— Когда-то ты тоже собирался историю изучать. Помнится мне.

— Был такой факт биографии. Да вовремя сообразил: если все историю будем изучать, некому её защищать окажется. А как выяснилось, это тоже необходимо. Слушай! — спохватился вдруг Гончаров. — Ты как в армии вообще? У тебя ж что-то вены на ногах и один глаз ни черта не видит. Литвак скромно опустил глаза:

— Видишь ли, я убедил военкома, что я — снайпер.

— А на меньшее ты не соглашался?

— Нет, почему. Он поверил. Ты же знаешь мою силу убеждения. Только потом меня почему-то направили в артиллерию. Гончаров строго смотрел на него смеющимися глазами. И вдруг расхохотался, не выдержав, окончательно стряхнув с себя сон. Прошлое, отдалённое не таким уж долгим сроком, было теперь рядом с ними. И за дымкой времени чем неясней вспоминалось оно, тем казалось милей.

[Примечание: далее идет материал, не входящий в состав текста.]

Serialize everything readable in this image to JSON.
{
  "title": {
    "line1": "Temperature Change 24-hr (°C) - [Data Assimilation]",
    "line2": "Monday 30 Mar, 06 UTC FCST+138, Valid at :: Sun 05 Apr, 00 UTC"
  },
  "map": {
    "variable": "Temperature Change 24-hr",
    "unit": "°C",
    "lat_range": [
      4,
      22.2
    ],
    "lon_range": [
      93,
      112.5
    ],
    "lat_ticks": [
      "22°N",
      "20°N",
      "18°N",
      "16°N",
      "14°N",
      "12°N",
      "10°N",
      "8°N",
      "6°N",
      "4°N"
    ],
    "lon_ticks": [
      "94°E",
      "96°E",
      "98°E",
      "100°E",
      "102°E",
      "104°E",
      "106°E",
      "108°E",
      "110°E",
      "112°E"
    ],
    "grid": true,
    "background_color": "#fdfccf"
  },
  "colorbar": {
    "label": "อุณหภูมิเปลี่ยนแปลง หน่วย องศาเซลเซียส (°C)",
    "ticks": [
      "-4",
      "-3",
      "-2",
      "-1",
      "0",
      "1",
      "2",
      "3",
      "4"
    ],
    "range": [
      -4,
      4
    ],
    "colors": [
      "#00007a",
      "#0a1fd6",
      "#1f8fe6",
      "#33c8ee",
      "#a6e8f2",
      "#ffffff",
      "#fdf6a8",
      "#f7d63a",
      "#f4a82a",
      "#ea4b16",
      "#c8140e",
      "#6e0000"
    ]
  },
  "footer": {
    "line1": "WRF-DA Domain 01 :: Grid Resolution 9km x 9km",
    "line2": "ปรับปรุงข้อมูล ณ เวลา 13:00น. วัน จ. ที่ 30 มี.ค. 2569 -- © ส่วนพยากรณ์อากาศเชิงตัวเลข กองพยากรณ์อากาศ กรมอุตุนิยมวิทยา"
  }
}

— Помнишь Петьку Москаленко? — спросил Литвак. — Ведь я тебя к нему ревновал.

— Где он сейчас?

— Не знаю. Знаю только, что поступил на физмат. Да, Петька Москаленко. Худой, длинный, выше всех в классе, с маленькой головой, узким лбом и синими-синими глазами. Был Петька сыном уборщицы студенческого общежития. Обычно перед праздниками она приходила в школу, робко стояла под дверью учительской, не решаясь войти. И когда ей говорили, что у сына её незаурядные способности, она пугалась, кланялась и только просила учителей:

— Вы уж как-нибудь с ним построже. Отца-то у нас нет, а сама я что могу? Эти её посещения школы для Петьки Москаленко были мучением, он покрывался красными пятнами, и лучше в это время было на него не смотреть. А у Гончарова отец был архитектор. На городской площади вокруг памятника Пушкину стояли старинные чугунные фонари, отлитые по его проекту. И было в городе здание авиатехникума, построенное Юркиным отцом. Это здание и эти фонари весь класс бегал смотреть. Они были не то что предметом гордости, но как бы принадлежали классу, их строил Юркин отец. Гончаров приходил в школу отглаженный, и начищенных ботинках, отличный спортсмен, кидал в парту портфель и сидел на уроках со скучающим видом. А Петька Москаленко рядом с ним грыз карандаш и уставясь в одну точку остро блестящими глазами, решал дифференциальные уравнения. Или по целым урокам напролёт они разговаривали. И тогда кто-нибудь, из учителей не выдерживал:

— Гончаров, повторите, что я только что рассказывал! Этой минуты, как представления, ждал весь класс. Гончаров откидывал парту, вставал, покачивая плечами, шёл к доске и там, повернувшись лицом к классу, слово в слово повторял то, что говорилось на уроке. А потом, помолчав, глядя в лицо учителя ясными безжалостными глазами, начинал дополнять его рассказ такими подробностями, от которых класс замирал в восторге. Они с Петькой никогда не учили уроков и всегда все знали. Это было высшим шиком. Им пытались подражать, но эхо кончалось плачевно. Они были не просто хорошими, они были блестящими учениками, и за это учителя прощали им многое. И все-таки что мог Петька Москаленко, не мог никто. На его худых плечах и маленькой голове с узким лбом свободно помещались и логарифмы, и дифференциальные исчисления, которым никто его не учил, потому что в школе это не проходят, а мать у него была неграмотной женщиной и больше всего на свете почитала и боялась учителей. За три месяца на спор он выучил английский язык и не только читал, но говорил. Считается, что ревность бывает только в любви. В дружбе тоже кто-то всегда первый, а кто-то страдает и мучится ревностью, быть может, не меньшей даже, чем в любви. Ревностью мучился Борька Литвак. И тем она была безнадёжней, что на него вообще не обращали внимания. Гончаров дружил с Петькой Москаленко, и к ним в дружбу никто кроме него допущен не был. Кончилась их дружба внезапно. На уроке английского языка. Расшалились ли в тот раз как-то особенно или терпению учительницы настал предел, но она вдруг закричала не своим голосом:

— Москаленко! Петька в этот момент не разговаривал. Обернувшись назад, он играл на листе бумаги в морской бой. Он с достоинством встал.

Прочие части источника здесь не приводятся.